We may contact you by mail or phone, at your residence, to remind you of appointments or to provide information about treatment alternatives. Unless you instruct us otherwise, we may leave a message for you or any answering device or with any person who answers the phone at your residence.
You can make reasonable requests in writing for us 2 to use alternative methods of communicating with you in a confidential manner.
Other uses of disclosures of your medical information will be made only with your written authorization. You have the right to revoke any written authorization that you give.
Rights that you have
You have the right to request restrictions (45 CFR 164.522) uncertain of the uses or disclosures above. Except as stated below, we are not required to agree to such restrictions.

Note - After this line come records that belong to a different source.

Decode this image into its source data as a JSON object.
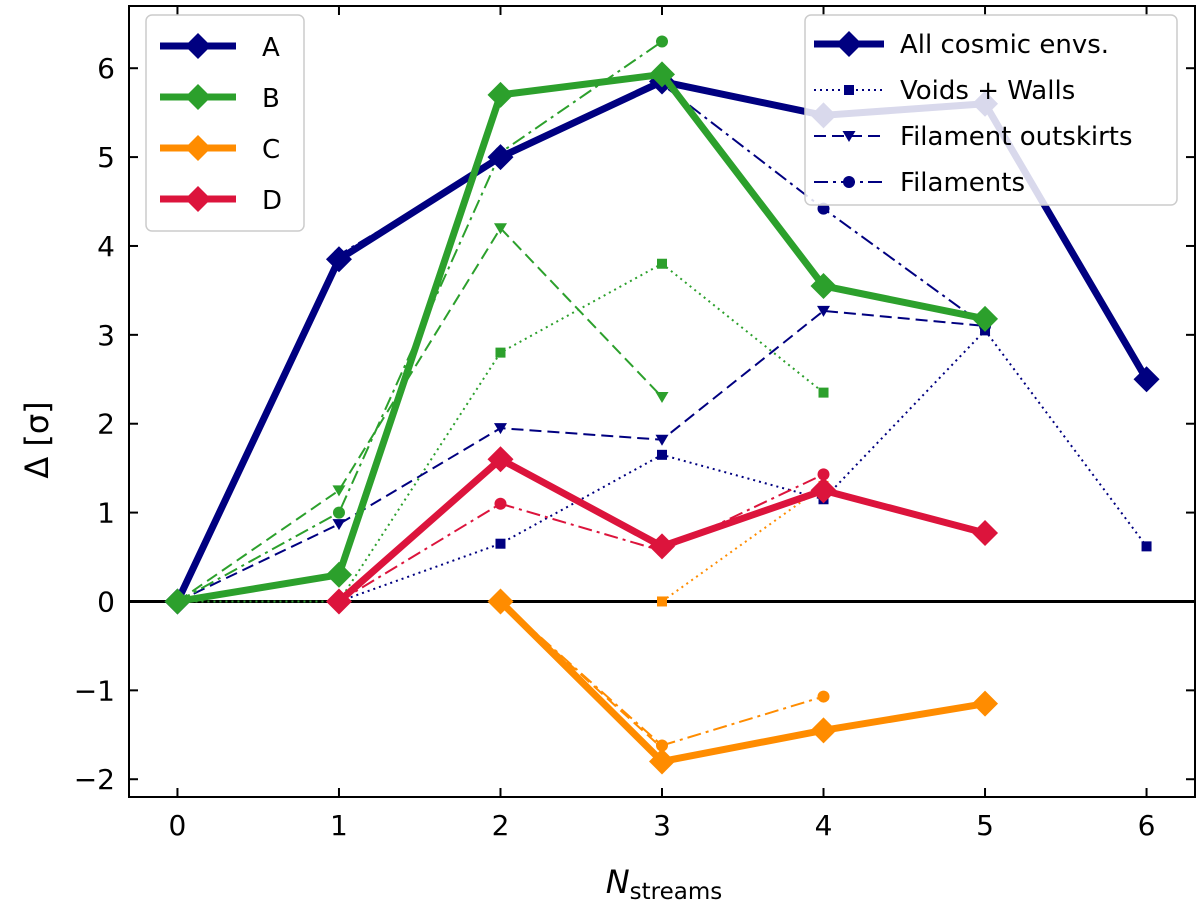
{
  "chart_data": {
    "type": "line",
    "title": "",
    "xlabel": "N",
    "xlabel_sub": "streams",
    "ylabel": "Δ [σ]",
    "xlim": [
      -0.3,
      6.3
    ],
    "ylim": [
      -2.2,
      6.7
    ],
    "xticks": [
      "0",
      "1",
      "2",
      "3",
      "4",
      "5",
      "6"
    ],
    "yticks": [
      "−2",
      "−1",
      "0",
      "1",
      "2",
      "3",
      "4",
      "5",
      "6"
    ],
    "ytick_values": [
      -2,
      -1,
      0,
      1,
      2,
      3,
      4,
      5,
      6
    ],
    "reference_line": 0,
    "groups": [
      {
        "name": "A",
        "color": "#000080",
        "series": [
          {
            "env": "All cosmic envs.",
            "x": [
              0,
              1,
              2,
              3,
              4,
              5,
              6
            ],
            "y": [
              0,
              3.85,
              5.0,
              5.85,
              5.47,
              5.6,
              2.5
            ]
          },
          {
            "env": "Voids + Walls",
            "x": [
              0,
              1,
              2,
              3,
              4,
              5,
              6
            ],
            "y": [
              0,
              0,
              0.65,
              1.65,
              1.15,
              3.05,
              0.62
            ]
          },
          {
            "env": "Filament outskirts",
            "x": [
              0,
              1,
              2,
              3,
              4,
              5
            ],
            "y": [
              0,
              0.87,
              1.95,
              1.82,
              3.27,
              3.1
            ]
          },
          {
            "env": "Filaments",
            "x": [
              0,
              1,
              2,
              3,
              4,
              5
            ],
            "y": [
              0,
              3.9,
              4.98,
              5.82,
              4.42,
              3.1
            ]
          }
        ]
      },
      {
        "name": "B",
        "color": "#2ca02c",
        "series": [
          {
            "env": "All cosmic envs.",
            "x": [
              0,
              1,
              2,
              3,
              4,
              5
            ],
            "y": [
              0,
              0.3,
              5.7,
              5.93,
              3.55,
              3.18
            ]
          },
          {
            "env": "Voids + Walls",
            "x": [
              0,
              1,
              2,
              3,
              4
            ],
            "y": [
              0,
              0,
              2.8,
              3.8,
              2.35
            ]
          },
          {
            "env": "Filament outskirts",
            "x": [
              0,
              1,
              2,
              3
            ],
            "y": [
              0,
              1.25,
              4.2,
              2.3
            ]
          },
          {
            "env": "Filaments",
            "x": [
              0,
              1,
              2,
              3
            ],
            "y": [
              0,
              1.0,
              5.05,
              6.3
            ]
          }
        ]
      },
      {
        "name": "C",
        "color": "#ff8c00",
        "series": [
          {
            "env": "All cosmic envs.",
            "x": [
              2,
              3,
              4,
              5
            ],
            "y": [
              0,
              -1.8,
              -1.45,
              -1.15
            ]
          },
          {
            "env": "Voids + Walls",
            "x": [
              3,
              4
            ],
            "y": [
              0,
              1.3
            ]
          },
          {
            "env": "Filament outskirts",
            "x": [
              2,
              3
            ],
            "y": [
              0,
              -1.65
            ]
          },
          {
            "env": "Filaments",
            "x": [
              2,
              3,
              4
            ],
            "y": [
              0,
              -1.62,
              -1.07
            ]
          }
        ]
      },
      {
        "name": "D",
        "color": "#dc143c",
        "series": [
          {
            "env": "All cosmic envs.",
            "x": [
              1,
              2,
              3,
              4,
              5
            ],
            "y": [
              0,
              1.6,
              0.62,
              1.25,
              0.77
            ]
          },
          {
            "env": "Filaments",
            "x": [
              1,
              2,
              3,
              4
            ],
            "y": [
              0,
              1.1,
              0.57,
              1.43
            ]
          }
        ]
      }
    ],
    "legend_groups": [
      "A",
      "B",
      "C",
      "D"
    ],
    "legend_group_position": "top-left",
    "legend_envs": [
      "All cosmic envs.",
      "Voids + Walls",
      "Filament outskirts",
      "Filaments"
    ],
    "legend_env_position": "top-right"
  }
}
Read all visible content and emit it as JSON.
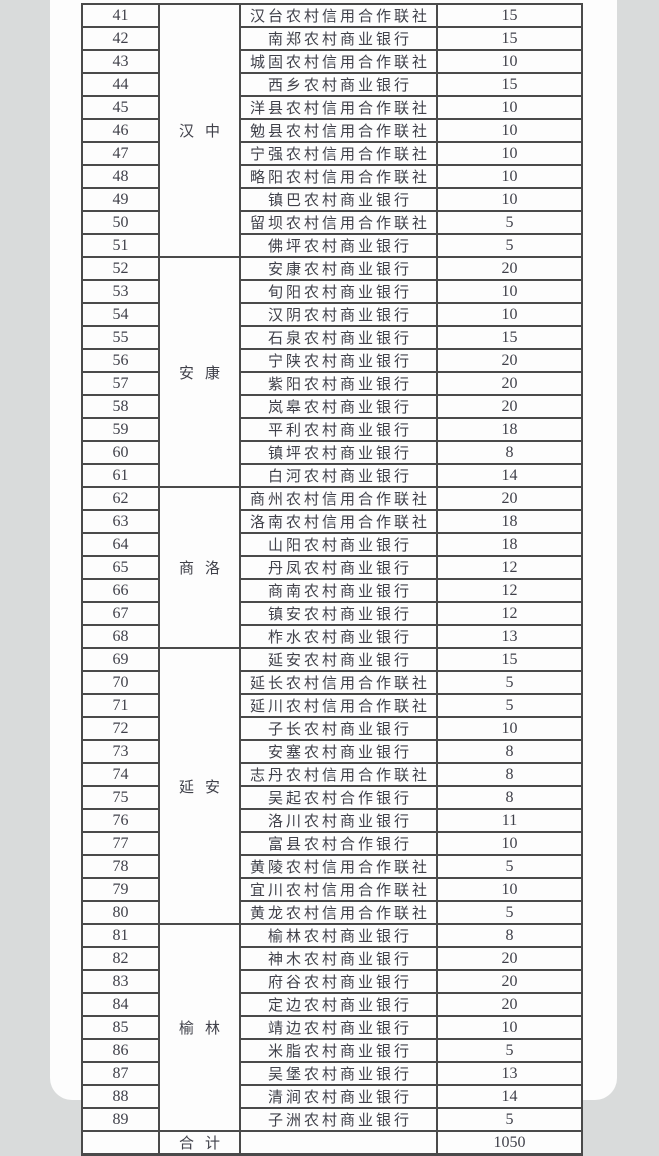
{
  "colors": {
    "background_gray": "#d9dbdb",
    "paper_white": "#fdfdfd",
    "table_border": "#4a4a4a",
    "text": "#40414a"
  },
  "table": {
    "regions": [
      {
        "name": "汉中",
        "rows": [
          {
            "num": "41",
            "org": "汉台农村信用合作联社",
            "value": "15"
          },
          {
            "num": "42",
            "org": "南郑农村商业银行",
            "value": "15"
          },
          {
            "num": "43",
            "org": "城固农村信用合作联社",
            "value": "10"
          },
          {
            "num": "44",
            "org": "西乡农村商业银行",
            "value": "15"
          },
          {
            "num": "45",
            "org": "洋县农村信用合作联社",
            "value": "10"
          },
          {
            "num": "46",
            "org": "勉县农村信用合作联社",
            "value": "10"
          },
          {
            "num": "47",
            "org": "宁强农村信用合作联社",
            "value": "10"
          },
          {
            "num": "48",
            "org": "略阳农村信用合作联社",
            "value": "10"
          },
          {
            "num": "49",
            "org": "镇巴农村商业银行",
            "value": "10"
          },
          {
            "num": "50",
            "org": "留坝农村信用合作联社",
            "value": "5"
          },
          {
            "num": "51",
            "org": "佛坪农村商业银行",
            "value": "5"
          }
        ]
      },
      {
        "name": "安康",
        "rows": [
          {
            "num": "52",
            "org": "安康农村商业银行",
            "value": "20"
          },
          {
            "num": "53",
            "org": "旬阳农村商业银行",
            "value": "10"
          },
          {
            "num": "54",
            "org": "汉阴农村商业银行",
            "value": "10"
          },
          {
            "num": "55",
            "org": "石泉农村商业银行",
            "value": "15"
          },
          {
            "num": "56",
            "org": "宁陕农村商业银行",
            "value": "20"
          },
          {
            "num": "57",
            "org": "紫阳农村商业银行",
            "value": "20"
          },
          {
            "num": "58",
            "org": "岚皋农村商业银行",
            "value": "20"
          },
          {
            "num": "59",
            "org": "平利农村商业银行",
            "value": "18"
          },
          {
            "num": "60",
            "org": "镇坪农村商业银行",
            "value": "8"
          },
          {
            "num": "61",
            "org": "白河农村商业银行",
            "value": "14"
          }
        ]
      },
      {
        "name": "商洛",
        "rows": [
          {
            "num": "62",
            "org": "商州农村信用合作联社",
            "value": "20"
          },
          {
            "num": "63",
            "org": "洛南农村信用合作联社",
            "value": "18"
          },
          {
            "num": "64",
            "org": "山阳农村商业银行",
            "value": "18"
          },
          {
            "num": "65",
            "org": "丹凤农村商业银行",
            "value": "12"
          },
          {
            "num": "66",
            "org": "商南农村商业银行",
            "value": "12"
          },
          {
            "num": "67",
            "org": "镇安农村商业银行",
            "value": "12"
          },
          {
            "num": "68",
            "org": "柞水农村商业银行",
            "value": "13"
          }
        ]
      },
      {
        "name": "延安",
        "rows": [
          {
            "num": "69",
            "org": "延安农村商业银行",
            "value": "15"
          },
          {
            "num": "70",
            "org": "延长农村信用合作联社",
            "value": "5"
          },
          {
            "num": "71",
            "org": "延川农村信用合作联社",
            "value": "5"
          },
          {
            "num": "72",
            "org": "子长农村商业银行",
            "value": "10"
          },
          {
            "num": "73",
            "org": "安塞农村商业银行",
            "value": "8"
          },
          {
            "num": "74",
            "org": "志丹农村信用合作联社",
            "value": "8"
          },
          {
            "num": "75",
            "org": "吴起农村合作银行",
            "value": "8"
          },
          {
            "num": "76",
            "org": "洛川农村商业银行",
            "value": "11"
          },
          {
            "num": "77",
            "org": "富县农村合作银行",
            "value": "10"
          },
          {
            "num": "78",
            "org": "黄陵农村信用合作联社",
            "value": "5"
          },
          {
            "num": "79",
            "org": "宜川农村信用合作联社",
            "value": "10"
          },
          {
            "num": "80",
            "org": "黄龙农村信用合作联社",
            "value": "5"
          }
        ]
      },
      {
        "name": "榆林",
        "rows": [
          {
            "num": "81",
            "org": "榆林农村商业银行",
            "value": "8"
          },
          {
            "num": "82",
            "org": "神木农村商业银行",
            "value": "20"
          },
          {
            "num": "83",
            "org": "府谷农村商业银行",
            "value": "20"
          },
          {
            "num": "84",
            "org": "定边农村商业银行",
            "value": "20"
          },
          {
            "num": "85",
            "org": "靖边农村商业银行",
            "value": "10"
          },
          {
            "num": "86",
            "org": "米脂农村商业银行",
            "value": "5"
          },
          {
            "num": "87",
            "org": "吴堡农村商业银行",
            "value": "13"
          },
          {
            "num": "88",
            "org": "清涧农村商业银行",
            "value": "14"
          },
          {
            "num": "89",
            "org": "子洲农村商业银行",
            "value": "5"
          }
        ]
      }
    ],
    "total_row": {
      "label": "合计",
      "value": "1050"
    }
  }
}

Although your health record is the property of Wild Wellness Integrative Medicine, the information belongs to you. You have the right to inspect the information (a reasonable fee will be charged) under the supervision of a member of the Wild Wellness staff. You have the right to obtain copies of your medical information (a reasonable fee will be charged) (45 CFR 164.522 and 45 CFR 164.524). You have the right to amend the health record as provided in 45 CFR 164.528.
You have the right to request a summary of any disclosures we make of your medical information, except for: disclosures we make to you, or to carry out treatment, payment or healthcare operations, or as requested by your written authorization, or as permitted or required under 45 CFR 164. 502, or for emergency or notification purposes, or for national security or intelligence purposes as permitted by ,law, or to correctional facilities or law enforcement officials as permitted by law, or for public health purposes after being de-identified or limited to remove personally identifiable information, or disclosures made before December 1, 2021.
Obligations that we have
We are required by law to maintain the privacy of protected health information and to provide individuals with notice of our legal duties and privacy practices. We provide training to our employees to enforce and comply with the above law.
We are required to abide by the terms of this notice as long as it currently is in effect.
We reserve the right to revise this notice and to make a new notice effective for all protected health information we maintain. Any revised notice will be posted in our office and copies will be available there.
If you believe your privacy rights have been violated, you have the right to file a complaint with the secretary of the Department of Health and Human Services of the United states. You may also file a complaint, in writing with us. Complaints should be directed to our privacy officer.
The privacy officer is Dr. Joshua Reilly, NMD. If you desire further information or have any questions or concerns, you may contact him at 520-600-0211.
No retaliatory action will be taken against you for any complaint you may make.